Ireton was an able leader, but he died of plague on November 26, 1651. The policy of massacre was abandoned, pardon was offered to the rebels, and by the Articles of Kilkenny (May 12, 1652) nearly all of them surrendered on condition of being allowed to emigrate unhindered. An “Act for the Settling of Ireland” (August 12) confiscated part or all of th
e property of Irishmen—of whatever faith—who could not prove that they had been loyal to the Commonwealth; in this way 2,500,000 acres of Irish soil were transferred to English or Irish soldiers or civilians who had supported Cromwell in Ireland; two thirds of the soil of Ireland passed into the hands of Englishmen. 16 The counties of Kildare, Dublin, Carlow, Wicklow, and Wexford were formed into a new English Pale, and an attempt was made to exclude from them all Irish proprietors, then all Irishmen. Thousands of Irish families were dispossessed, and were given until March 1, 1655, to find other homes. Hundreds were shipped to Barbados or elsewhere on a charge of vagrancy.
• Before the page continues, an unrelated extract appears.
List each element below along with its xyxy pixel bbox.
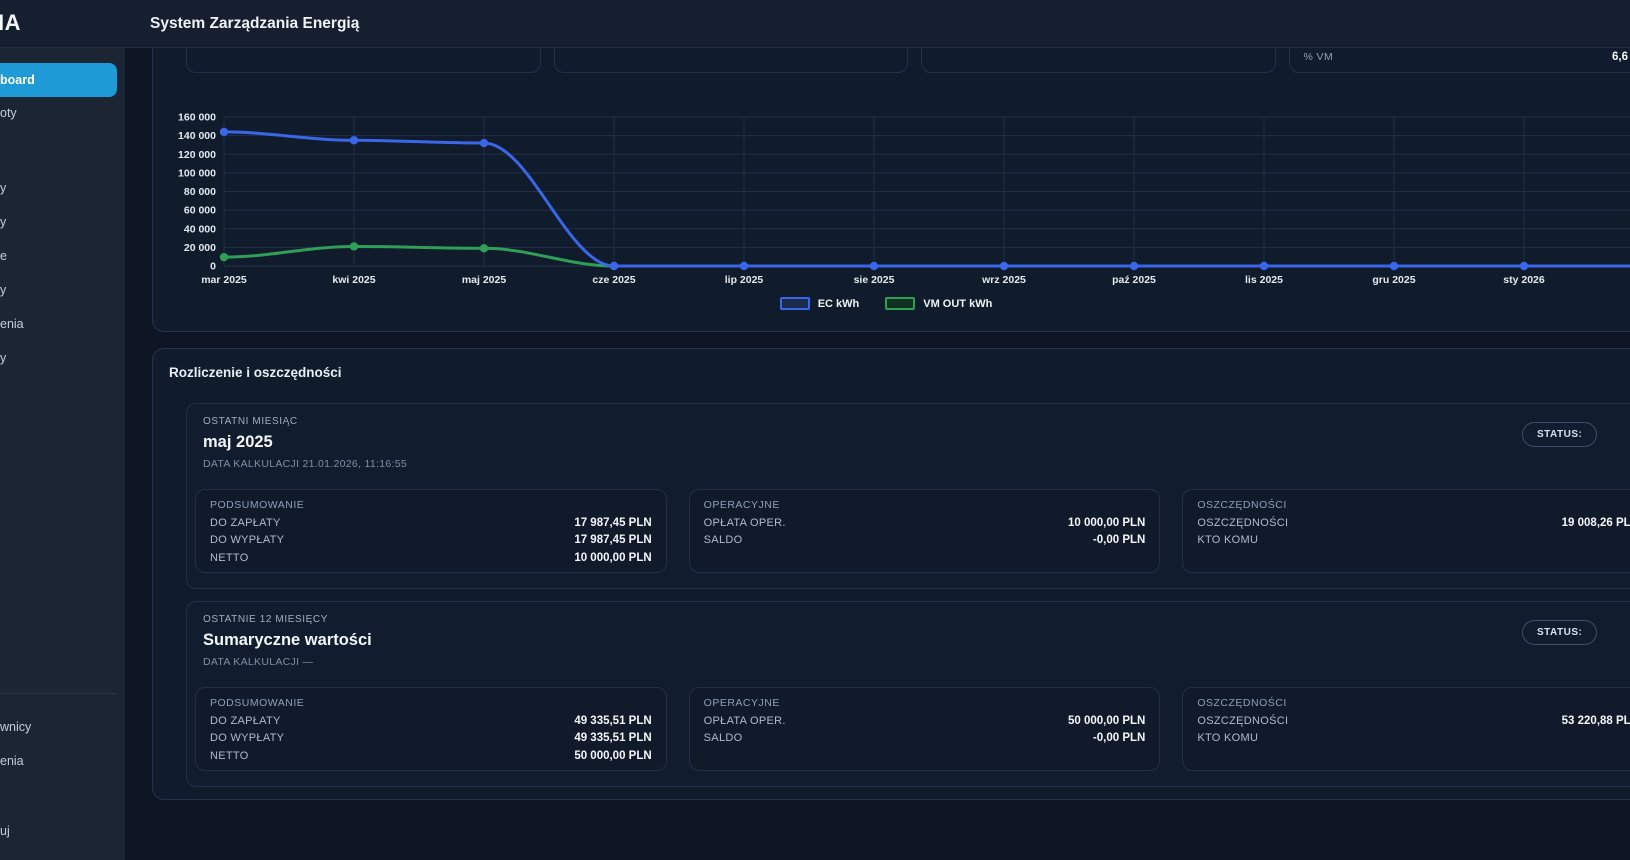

Sir William Petty calculated that out of a total population of 1,466,000 in Ireland in 1641, 616,000 had perished by 1652, by war, starvation or plague. In some counties, said an English officer, “a man might travel twenty or thirty miles and not see a living creature, either man or beast or bird.” “The sun,” said another, “never shined upon a nation so completely miserable.” 17 The Catholic religion was outlawed; all Catholic clergymen were ordered to leave Ireland within twenty days; to harbor a priest was made punishable by death; severe penalties were decreed for absence from Protestant services on Sunday; magistrates were authorized to take away the children of Catholics and send them to England for education in the Protestant faith. 18 All the inhumanity that was to be visited by Catholics upon the Protestants of France in 1680–90 was visited by Protestants upon the Catholics of Ireland in 1650–60. Catholicism became an inseparable part of Irish patriotism because the Church and the people were fused in a community of suffering. Those bitter years remained in Irish memory as an undying heritage of hate.